One feature of EHRs is the ability to provide prompts to clinicians about the care being provided to their patients. Such prompts, generally called Clinical Decision Support (CDS) are usually driven by practice guidelines or derived from AI efforts. They may be as simple as a yes/no answer (flu shot?) or involve the consideration of multiple variables. At their best these prompts are driven at least in part directly by the medical record so that they are based on recorded facts of the patient’s personal attributes, health and prior treatments. In this way repetitive inputs and needless prompts can be avoided. Prompts may occur in advance of clinician decision making or they may be responsive to decisions already made, or pending. In principle this seems helpful yet it has been noted in various studies that physician compliance with prompts is often very low. If prompts are actually to be useful in promoting better patient care, it can be of value to determine why compliance is so low. Three possible reasons for low compliance are (1) prompt not visible, (2) prompt visible but not seen, (3) prompt seen but rejected.

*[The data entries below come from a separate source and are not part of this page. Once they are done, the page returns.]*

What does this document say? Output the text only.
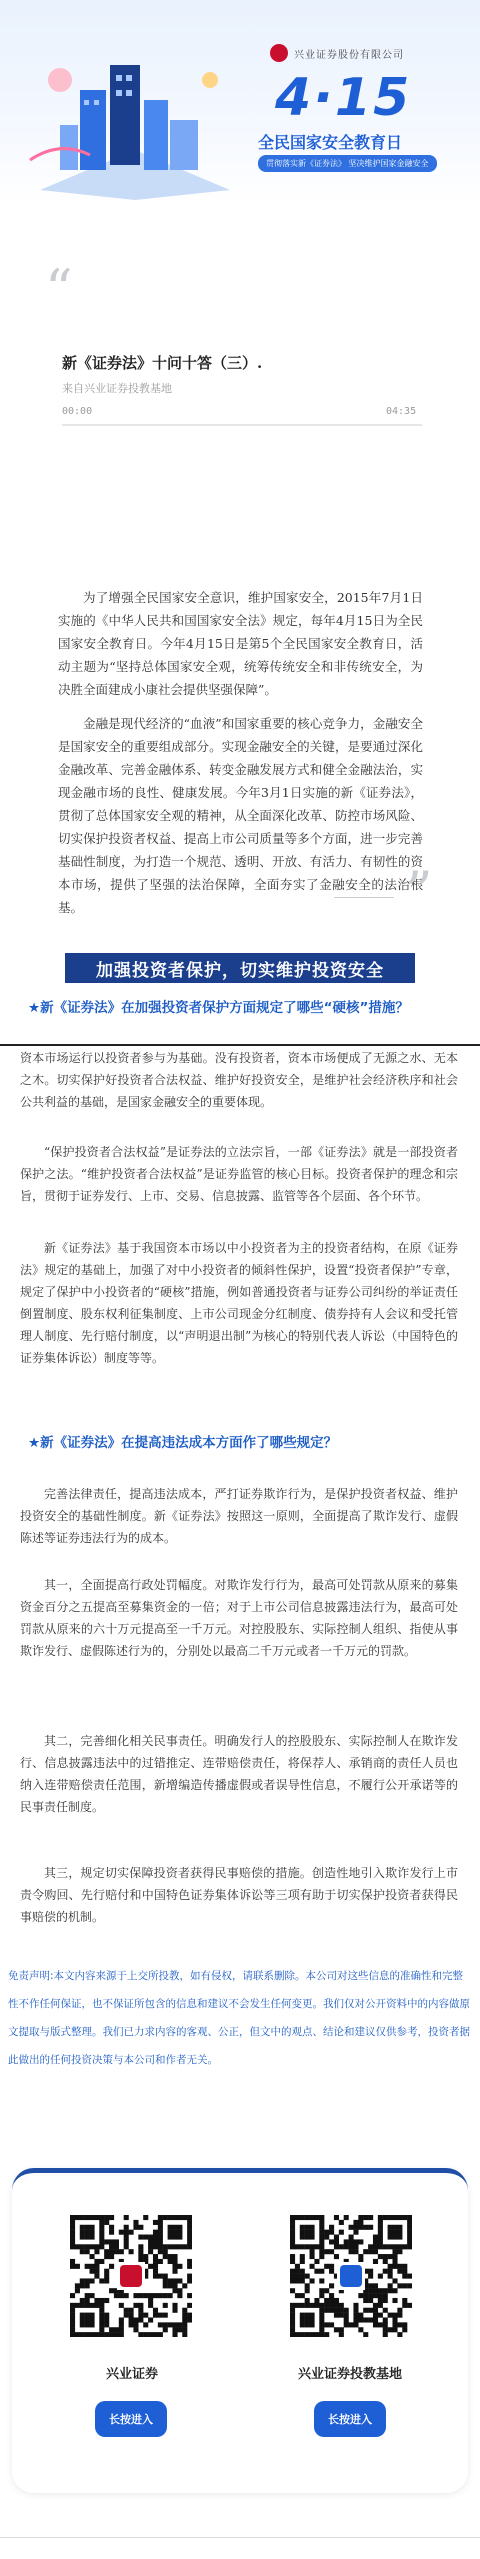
兴业证券股份有限公司
4·15
全民国家安全教育日
贯彻落实新《证券法》 坚决维护国家金融安全
“
新《证券法》十问十答（三）.
来自兴业证券投教基地
00:00	04:35

为了增强全民国家安全意识，维护国家安全，2015年7月1日实施的《中华人民共和国国家安全法》规定，每年4月15日为全民国家安全教育日。今年4月15日是第5个全民国家安全教育日，活动主题为“坚持总体国家安全观，统筹传统安全和非传统安全，为决胜全面建成小康社会提供坚强保障”。

金融是现代经济的“血液”和国家重要的核心竞争力，金融安全是国家安全的重要组成部分。实现金融安全的关键，是要通过深化金融改革、完善金融体系、转变金融发展方式和健全金融法治，实现金融市场的良性、健康发展。今年3月1日实施的新《证券法》，贯彻了总体国家安全观的精神，从全面深化改革、防控市场风险、切实保护投资者权益、提高上市公司质量等多个方面，进一步完善基础性制度，为打造一个规范、透明、开放、有活力、有韧性的资本市场，提供了坚强的法治保障，全面夯实了金融安全的法治根基。	”
加强投资者保护，切实维护投资安全

★新《证券法》在加强投资者保护方面规定了哪些“硬核”措施？

资本市场运行以投资者参与为基础。没有投资者，资本市场便成了无源之水、无本之木。切实保护好投资者合法权益、维护好投资安全，是维护社会经济秩序和社会公共利益的基础，是国家金融安全的重要体现。

“保护投资者合法权益”是证券法的立法宗旨，一部《证券法》就是一部投资者保护之法。“维护投资者合法权益”是证券监管的核心目标。投资者保护的理念和宗旨，贯彻于证券发行、上市、交易、信息披露、监管等各个层面、各个环节。

新《证券法》基于我国资本市场以中小投资者为主的投资者结构，在原《证券法》规定的基础上，加强了对中小投资者的倾斜性保护，设置“投资者保护”专章，规定了保护中小投资者的“硬核”措施，例如普通投资者与证券公司纠纷的举证责任倒置制度、股东权利征集制度、上市公司现金分红制度、债券持有人会议和受托管理人制度、先行赔付制度，以“声明退出制”为核心的特别代表人诉讼（中国特色的证券集体诉讼）制度等等。

★新《证券法》在提高违法成本方面作了哪些规定？

完善法律责任，提高违法成本，严打证券欺诈行为，是保护投资者权益、维护投资安全的基础性制度。新《证券法》按照这一原则，全面提高了欺诈发行、虚假陈述等证券违法行为的成本。

其一，全面提高行政处罚幅度。对欺诈发行行为，最高可处罚款从原来的募集资金百分之五提高至募集资金的一倍；对于上市公司信息披露违法行为，最高可处罚款从原来的六十万元提高至一千万元。对控股股东、实际控制人组织、指使从事欺诈发行、虚假陈述行为的，分别处以最高二千万元或者一千万元的罚款。

其二，完善细化相关民事责任。明确发行人的控股股东、实际控制人在欺诈发行、信息披露违法中的过错推定、连带赔偿责任，将保荐人、承销商的责任人员也纳入连带赔偿责任范围，新增编造传播虚假或者误导性信息，不履行公开承诺等的民事责任制度。

其三，规定切实保障投资者获得民事赔偿的措施。创造性地引入欺诈发行上市责令购回、先行赔付和中国特色证券集体诉讼等三项有助于切实保护投资者获得民事赔偿的机制。

免责声明:本文内容来源于上交所投教，如有侵权，请联系删除。本公司对这些信息的准确性和完整性不作任何保证，也不保证所包含的信息和建议不会发生任何变更。我们仅对公开资料中的内容做原文提取与版式整理。我们已力求内容的客观、公正，但文中的观点、结论和建议仅供参考，投资者据此做出的任何投资决策与本公司和作者无关。

兴业证券	兴业证券投教基地
长按进入	长按进入
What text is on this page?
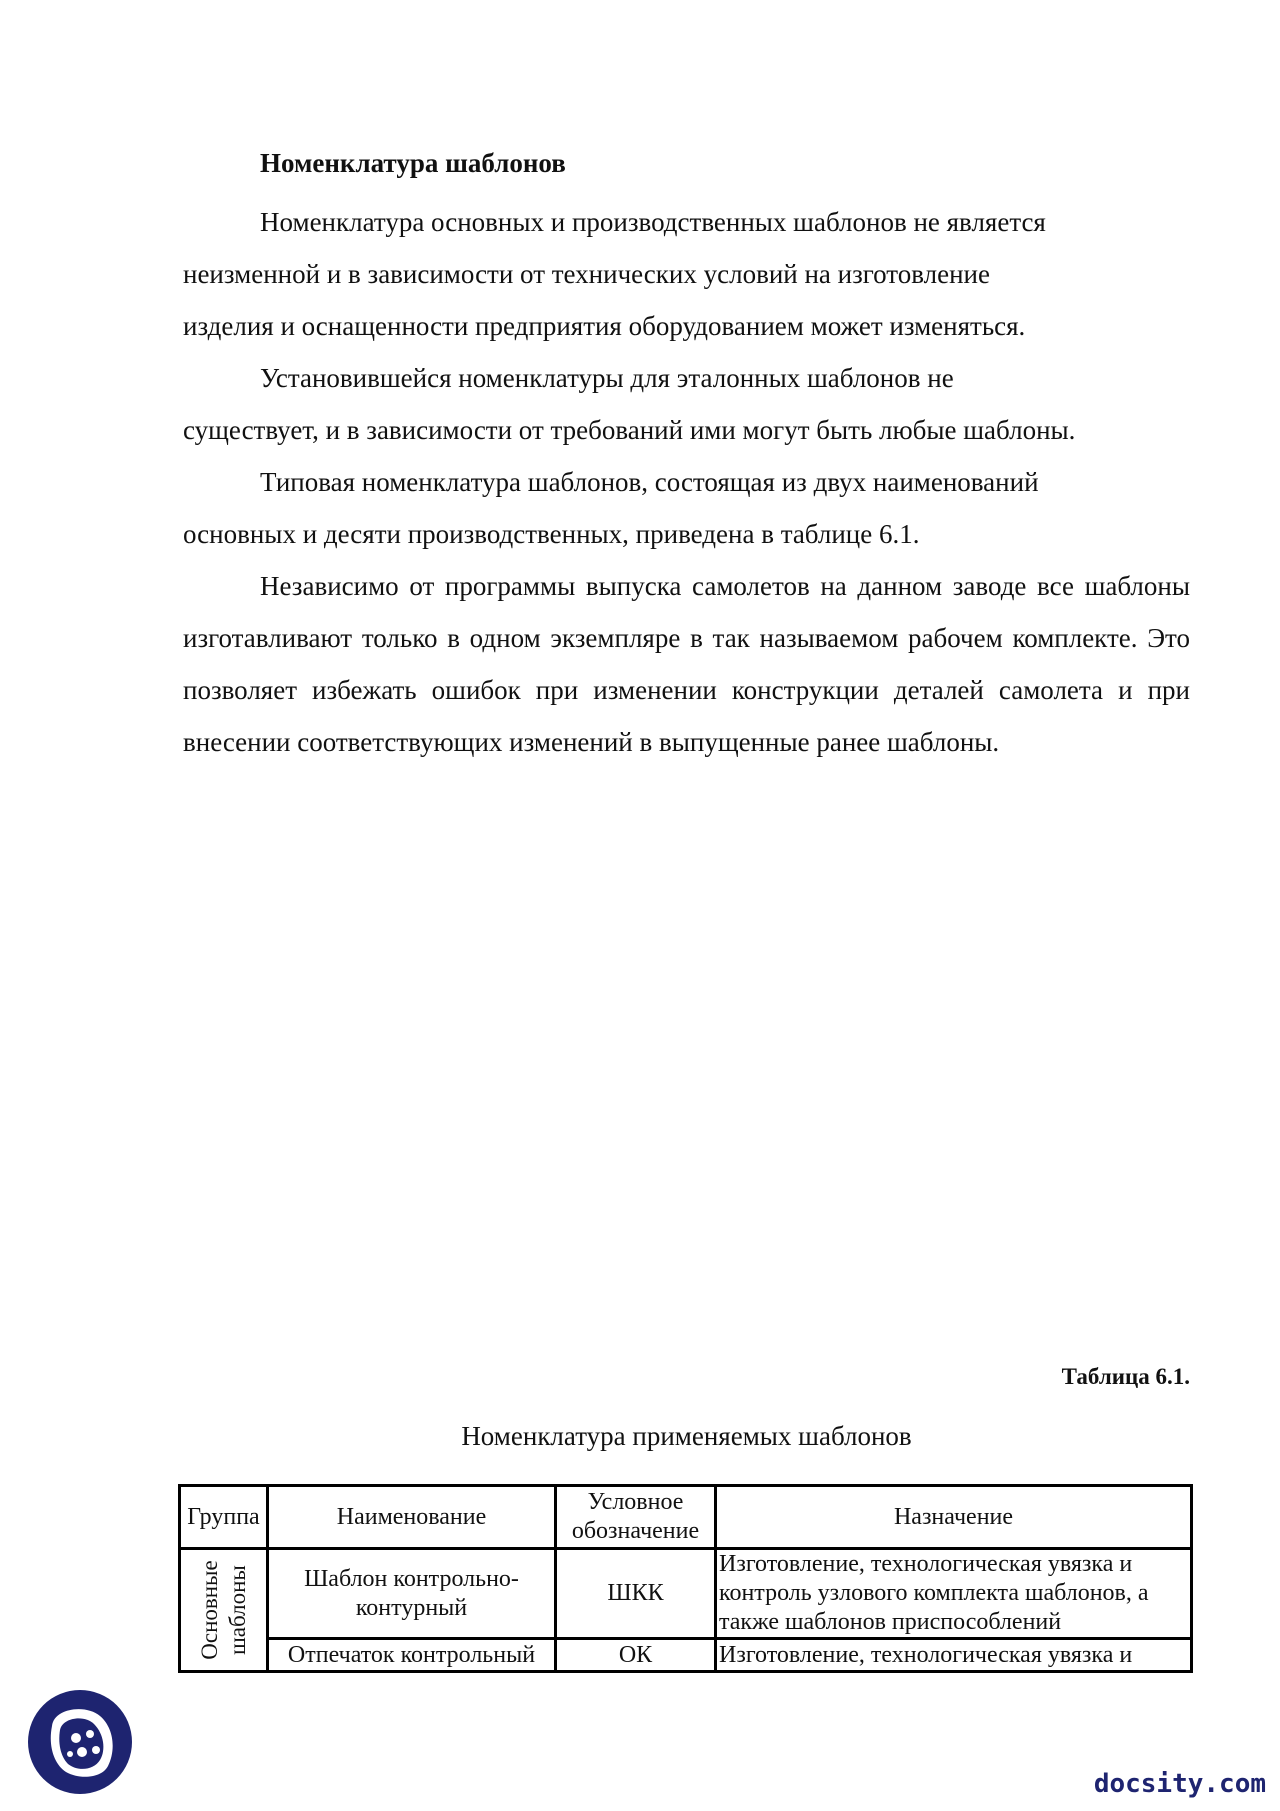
Номенклатура шаблонов

Номенклатура основных и производственных шаблонов не является
неизменной и в зависимости от технических условий на изготовление
изделия и оснащенности предприятия оборудованием может изменяться.

Установившейся номенклатуры для эталонных шаблонов не
существует, и в зависимости от требований ими могут быть любые шаблоны.

Типовая номенклатура шаблонов, состоящая из двух наименований
основных и десяти производственных, приведена в таблице 6.1.

Независимо от программы выпуска самолетов на данном заводе все шаблоны изготавливают только в одном экземпляре в так называемом рабочем комплекте. Это позволяет избежать ошибок при изменении конструкции деталей самолета и при внесении соответствующих изменений в выпущенные ранее шаблоны.

Таблица 6.1.
Номенклатура применяемых шаблонов
Группа	Наименование	Условное обозначение	Назначение

Основные шаблоны	Шаблон контрольно-контурный	ШКК	Изготовление, технологическая увязка и контроль узлового комплекта шаблонов, а также шаблонов приспособлений
	Отпечаток контрольный	ОК	Изготовление, технологическая увязка и
docsity.com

Not visible means the prompt wasn’t presented on the right screen at the right time. Thus, it was somewhere and perhaps could have been found but under the normal work flow this would not occur, or on a case-by-case basis, it didn’t occur. This is simply bad design and it is also a trap for the user in that it could be demonstrated that the prompt was there if only the user had looked for it.

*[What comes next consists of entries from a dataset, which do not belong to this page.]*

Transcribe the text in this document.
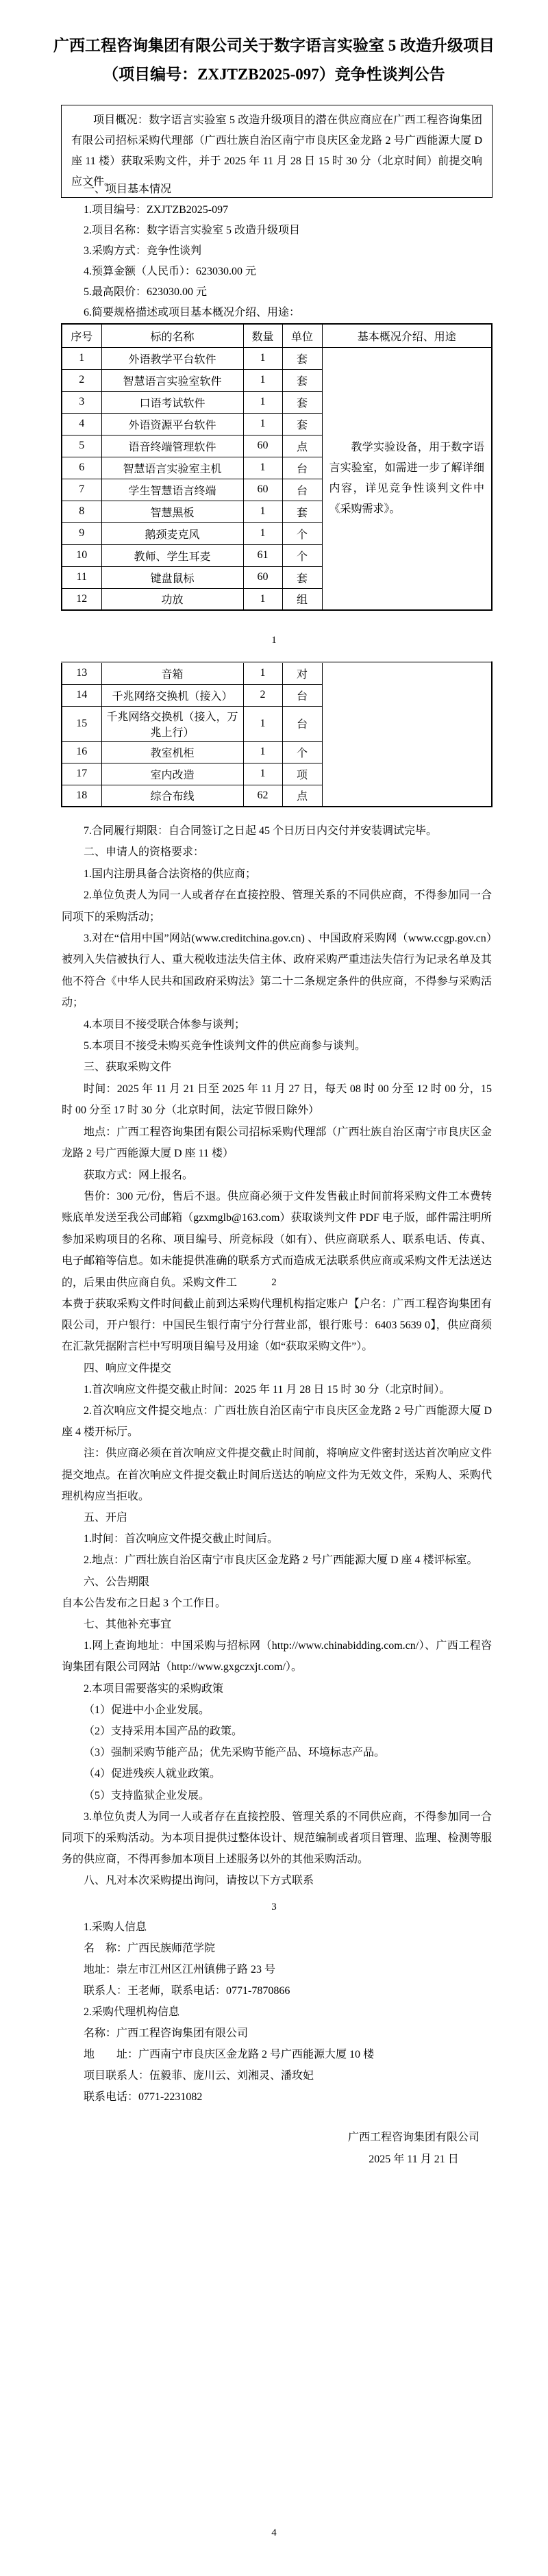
广西工程咨询集团有限公司关于数字语言实验室 5 改造升级项目
（项目编号：ZXJTZB2025-097）竞争性谈判公告

项目概况：数字语言实验室 5 改造升级项目的潜在供应商应在广西工程咨询集团有限公司招标采购代理部（广西壮族自治区南宁市良庆区金龙路 2 号广西能源大厦 D 座 11 楼）获取采购文件，并于 2025 年 11 月 28 日 15 时 30 分（北京时间）前提交响应文件。

一、项目基本情况

1.项目编号：ZXJTZB2025-097

2.项目名称：数字语言实验室 5 改造升级项目

3.采购方式：竞争性谈判

4.预算金额（人民币）：623030.00 元

5.最高限价：623030.00 元

6.简要规格描述或项目基本概况介绍、用途：

序号	标的名称	数量	单位	基本概况介绍、用途
1	外语教学平台软件	1	套	教学实验设备，用于数字语言实验室，如需进一步了解详细内容，详见竞争性谈判文件中《采购需求》。

2	智慧语言实验室软件	1	套	
3	口语考试软件	1	套	
4	外语资源平台软件	1	套	
5	语音终端管理软件	60	点	
6	智慧语言实验室主机	1	台	
7	学生智慧语言终端	60	台	
8	智慧黑板	1	套	
9	鹅颈麦克风	1	个	
10	教师、学生耳麦	61	个	
11	键盘鼠标	60	套	
12	功放	1	组	
1
13	音箱	1	对	
14	千兆网络交换机（接入）	2	台	
15	千兆网络交换机（接入，万兆上行）	1	台	
16	教室机柜	1	个	
17	室内改造	1	项	
18	综合布线	62	点	

7.合同履行期限：自合同签订之日起 45 个日历日内交付并安装调试完毕。

二、申请人的资格要求：

1.国内注册具备合法资格的供应商；

2.单位负责人为同一人或者存在直接控股、管理关系的不同供应商，不得参加同一合同项下的采购活动；

3.对在“信用中国”网站(www.creditchina.gov.cn) 、中国政府采购网（www.ccgp.gov.cn）被列入失信被执行人、重大税收违法失信主体、政府采购严重违法失信行为记录名单及其他不符合《中华人民共和国政府采购法》第二十二条规定条件的供应商，不得参与采购活动；

4.本项目不接受联合体参与谈判；

5.本项目不接受未购买竞争性谈判文件的供应商参与谈判。

三、获取采购文件

时间：2025 年 11 月 21 日至 2025 年 11 月 27 日，每天 08 时 00 分至 12 时 00 分，15 时 00 分至 17 时 30 分（北京时间，法定节假日除外）

地点：广西工程咨询集团有限公司招标采购代理部（广西壮族自治区南宁市良庆区金龙路 2 号广西能源大厦 D 座 11 楼）

获取方式：网上报名。

售价：300 元/份，售后不退。供应商必须于文件发售截止时间前将采购文件工本费转账底单发送至我公司邮箱（gzxmglb@163.com）获取谈判文件 PDF 电子版，邮件需注明所参加采购项目的名称、项目编号、所竞标段（如有）、供应商联系人、联系电话、传真、电子邮箱等信息。如未能提供准确的联系方式而造成无法联系供应商或采购文件无法送达的，后果由供应商自负。采购文件工	2

本费于获取采购文件时间截止前到达采购代理机构指定账户【户名：广西工程咨询集团有限公司，开户银行：中国民生银行南宁分行营业部，银行账号：6403 5639 0】，供应商须在汇款凭据附言栏中写明项目编号及用途（如“获取采购文件”）。

四、响应文件提交

1.首次响应文件提交截止时间：2025 年 11 月 28 日 15 时 30 分（北京时间）。

2.首次响应文件提交地点：广西壮族自治区南宁市良庆区金龙路 2 号广西能源大厦 D 座 4 楼开标厅。

注：供应商必须在首次响应文件提交截止时间前，将响应文件密封送达首次响应文件提交地点。在首次响应文件提交截止时间后送达的响应文件为无效文件，采购人、采购代理机构应当拒收。

五、开启

1.时间：首次响应文件提交截止时间后。

2.地点：广西壮族自治区南宁市良庆区金龙路 2 号广西能源大厦 D 座 4 楼评标室。

六、公告期限

自本公告发布之日起 3 个工作日。

七、其他补充事宜

1.网上查询地址：中国采购与招标网（http://www.chinabidding.com.cn/）、广西工程咨询集团有限公司网站（http://www.gxgczxjt.com/）。

2.本项目需要落实的采购政策

（1）促进中小企业发展。

（2）支持采用本国产品的政策。

（3）强制采购节能产品；优先采购节能产品、环境标志产品。

（4）促进残疾人就业政策。

（5）支持监狱企业发展。

3.单位负责人为同一人或者存在直接控股、管理关系的不同供应商，不得参加同一合同项下的采购活动。为本项目提供过整体设计、规范编制或者项目管理、监理、检测等服务的供应商，不得再参加本项目上述服务以外的其他采购活动。

八、凡对本次采购提出询问，请按以下方式联系

3

1.采购人信息

名　称：广西民族师范学院

地址：崇左市江州区江州镇佛子路 23 号

联系人：王老师，联系电话：0771-7870866

2.采购代理机构信息

名称：广西工程咨询集团有限公司

地　　址：广西南宁市良庆区金龙路 2 号广西能源大厦 10 楼

项目联系人：伍毅菲、庞川云、刘湘灵、潘玫妃

联系电话：0771-2231082

广西工程咨询集团有限公司

2025 年 11 月 21 日

4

Visible but not seen can also be a design problem in terms of lack of obviousness because of appearance, size, color, clutter or workflow issues that actually involve looking away from the screen. These features can separate systems that could possibly be useful from those that actually are useful, and how to present information in a way that attracts the needed amount of attention at the right time is a core human factors issue in computer interface design As above this is also a trap for the user because it can be pointed out after the fact that the prompt “was right there”. Beyond the visibility of the prompt a system could require some kind of active response before the user can move in. This would be like the common form filling experience in which the next step cannot occur until the current step is completed to the system’s satisfaction. In the worst of such designs what you already filled in is erased when the system rejects your input and resets. Any such design is likely to be hated by the users, especially if, as discussed below, the user intends to not do what the prompt says anyway. Moreover, such behavior can reinforce the feeling that the prompts are more annoyance than help.
There can be a number of reasons why a prompt is seen and rejected. One is that a particular user routinely ignores all prompts because they find them annoying, unhelpful and intrusive. This may go with a general aversion to advice and second guessing from either people or computers, and be consistent with a high level of self-assurance by the user that their decisions are always correct. Another reason for ignoring a prompt is the general or case specific circumstances in which the user believes that the prompt is incorrect in the current instance and that they know better than the CDS. This is of course sometimes true since all but the most simplistic CDS have less than perfect performance. When the user is correct in disregarding the prompt, it is good that they have used their own judgement and not been slavish to questionable advice. When the user is wrong however it will be easy to show that the correct answer was right in front of them but they actively chose to do something else. This quandary is deepened by the fact that the vendors of such system routinely say that the user shouldn’t rely on the advice given but should instead exercise their own judgement.
The idea of prompts being helpful seems sound but it has often been found that they have little positive effect on users. This lack of effect occurs at the interface between system design and human behavior. To be effective prompts must be timely, visible, non-annoying, not excessive and correct. This is a challenge for the quality of the advice, presentation design, and compliance. Audits and associated feedback, if not compulsion, outside of the EHR can perhaps overcome bad design and non-compliance, if the environment will tolerate such additional intervention. On the other hand, compliance with weak or bad advice is not a worthy goal.